Struggling to find one online as theres different ones for different uses...?


----------



## jimbow (Oct 13, 2011)

HasBean sell lab refractometers designed for coffee and to be used with the VST Mojo apps. Most other refractometers measure either in nD (refractive index) or are calibrated against other scales for specific purposes e.g. Brix for measuring sugar solutions. These other scales can be converted to coffee TDS but such conversions carry inaccuracies.

Sent from my HTC One X using Tapatalk 2


----------



## CoffeeChris (Dec 2, 2011)

Thanks.. I had seen one on ebay, shipped from america. Think it was around £200. I guess Im best to stay away from that then....They are not cheap!


----------



## CoffeeChris (Dec 2, 2011)

Forgot to ask. Is there any other way to scientifically measure?


----------



## MikeHag (Mar 13, 2011)

Yes. The SCAA Coffee Brewing Handbook lists:

a. Oven-dehydration

b. Coffee hydrometer

c. Direct-reading Hydrometer

d. Conductivity Meter

I don't think any of them offer the combination of practicality and accuracy that something like a dedicated coffee/espresso refractometer provides though.


----------



## MWJB (Feb 28, 2012)

Would it not be feasible to measure & calculate extraction yeild...if scales were accurate enough? I'm thinking more about brewed methods (Aeropress/Clever Dripper) more than espresso (unless you have the facility to control the g of water added).

I'm thinking weigh brewer, filter & grounds (all dry). Weigh water added.

When the extraction is over, re-weigh brewer, filter & wet grinds - anything over the initial dry weight is retained water. Subtract this from water added.

Any difference between the result of the last calculation (excess over the remainder, after subtracting 'retention' from 'water added') & the weight of the final brew, must be the extraction yeild?

E.g. If you had an Aeropress brew added 230g water to 14g of grounds, then found the wet brewer brewer was 27.56g heavier after extraction, due to retained water - you should then have 202.44g of beverage.

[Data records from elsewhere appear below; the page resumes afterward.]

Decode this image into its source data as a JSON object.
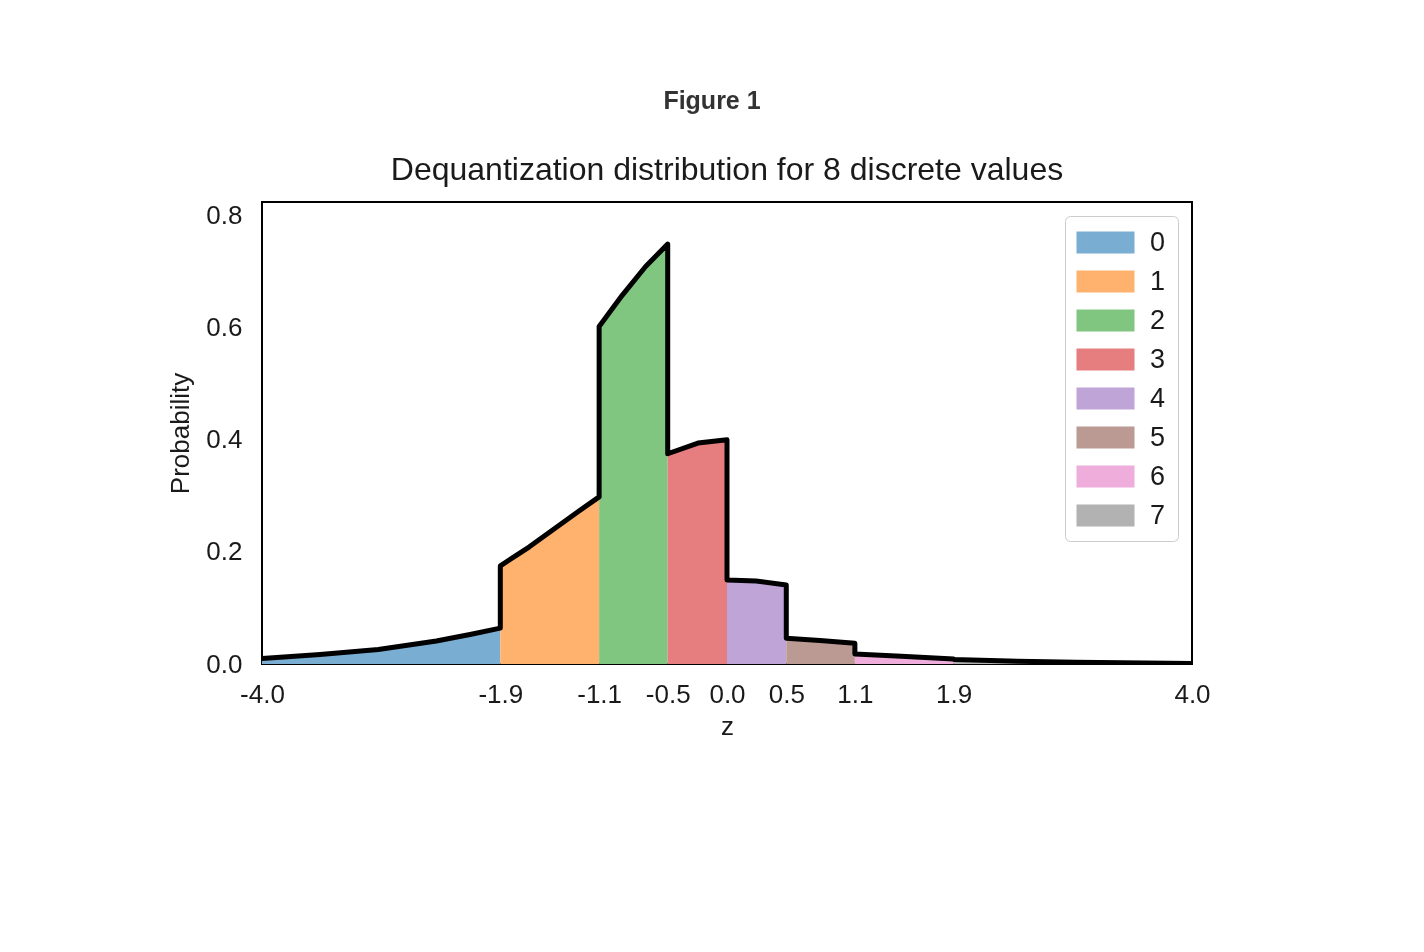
{
  "chart_data": {
    "type": "area",
    "title": "Dequantization distribution for 8 discrete values",
    "xlabel": "z",
    "ylabel": "Probability",
    "annotations": [
      "Figure 1"
    ],
    "xlim": [
      -4,
      4
    ],
    "ylim": [
      0,
      0.824
    ],
    "xticks": [
      {
        "value": -4,
        "label": "-4.0"
      },
      {
        "value": -1.95,
        "label": "-1.9"
      },
      {
        "value": -1.1,
        "label": "-1.1"
      },
      {
        "value": -0.51,
        "label": "-0.5"
      },
      {
        "value": 0,
        "label": "0.0"
      },
      {
        "value": 0.51,
        "label": "0.5"
      },
      {
        "value": 1.1,
        "label": "1.1"
      },
      {
        "value": 1.95,
        "label": "1.9"
      },
      {
        "value": 4,
        "label": "4.0"
      }
    ],
    "yticks": [
      {
        "value": 0,
        "label": "0.0"
      },
      0.2,
      0.4,
      0.6,
      0.8
    ],
    "grid": false,
    "legend": "top right",
    "series": [
      {
        "name": "0",
        "color": "#79add2",
        "x": [
          -4,
          -3.5,
          -3,
          -2.5,
          -2.2,
          -1.95
        ],
        "values": [
          0.01,
          0.017,
          0.026,
          0.041,
          0.053,
          0.064
        ]
      },
      {
        "name": "1",
        "color": "#ffb26e",
        "x": [
          -1.95,
          -1.7,
          -1.5,
          -1.3,
          -1.1
        ],
        "values": [
          0.175,
          0.209,
          0.239,
          0.269,
          0.298
        ]
      },
      {
        "name": "2",
        "color": "#80c680",
        "x": [
          -1.1,
          -0.9,
          -0.7,
          -0.51
        ],
        "values": [
          0.602,
          0.658,
          0.709,
          0.749
        ]
      },
      {
        "name": "3",
        "color": "#e67d7e",
        "x": [
          -0.51,
          -0.25,
          0
        ],
        "values": [
          0.375,
          0.394,
          0.4
        ]
      },
      {
        "name": "4",
        "color": "#bfa4d7",
        "x": [
          0,
          0.25,
          0.51
        ],
        "values": [
          0.15,
          0.148,
          0.141
        ]
      },
      {
        "name": "5",
        "color": "#ba9a93",
        "x": [
          0.51,
          0.8,
          1.1
        ],
        "values": [
          0.046,
          0.042,
          0.037
        ]
      },
      {
        "name": "6",
        "color": "#eeadda",
        "x": [
          1.1,
          1.5,
          1.95
        ],
        "values": [
          0.018,
          0.014,
          0.009
        ]
      },
      {
        "name": "7",
        "color": "#b2b2b2",
        "x": [
          1.95,
          2.5,
          3,
          4
        ],
        "values": [
          0.008,
          0.005,
          0.003,
          0.001
        ]
      },
      {
        "type": "line",
        "color": "#000000",
        "line_style": "solid",
        "x": [
          -4,
          -3.5,
          -3,
          -2.5,
          -2.2,
          -1.95,
          -1.95,
          -1.7,
          -1.5,
          -1.3,
          -1.1,
          -1.1,
          -0.9,
          -0.7,
          -0.51,
          -0.51,
          -0.25,
          0,
          0,
          0.25,
          0.51,
          0.51,
          0.8,
          1.1,
          1.1,
          1.5,
          1.95,
          1.95,
          2.5,
          3,
          4
        ],
        "values": [
          0.01,
          0.017,
          0.026,
          0.041,
          0.053,
          0.064,
          0.175,
          0.209,
          0.239,
          0.269,
          0.298,
          0.602,
          0.658,
          0.709,
          0.749,
          0.375,
          0.394,
          0.4,
          0.15,
          0.148,
          0.141,
          0.046,
          0.042,
          0.037,
          0.018,
          0.014,
          0.009,
          0.008,
          0.005,
          0.003,
          0.001
        ]
      }
    ]
  }
}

But if you had say 205g of beverage, you have collected another 2.56g along the way...2.56g/14g = 18.3 extraction yeild? 2.56/205g = 1.25% TDS?

This leads me to think....I need some bigger scales!


----------



## MWJB (Feb 28, 2012)

Answering my own question...simple weight comprisons can't distinguish between dissolved & undissolved solids, so "No".


----------



## lookseehear (Jul 16, 2010)

Conservation of mass innit!


----------



## jimbow (Oct 13, 2011)

Also bear in mind fluids will weigh different amounts at different temperatures.


----------



## CoffeeChris (Dec 2, 2011)

Have noticed via twitter that John Gorden uses this. http://www.ebay.co.uk/itm/Hanna-Dist-1-TDS-PPM-Hydroponic-Solution-Tester-/260504725022 Is this the same kind of thing as VST STANDARD COFFEE REFRACTOMETER that Hasbean sells?


----------



## MikeHag (Mar 13, 2011)

No. He uses that to measure his water. It isn't able to measure coffee with sufficient accuracy. The Coffee Refractometer measures Brewed Coffee and Espresso.


----------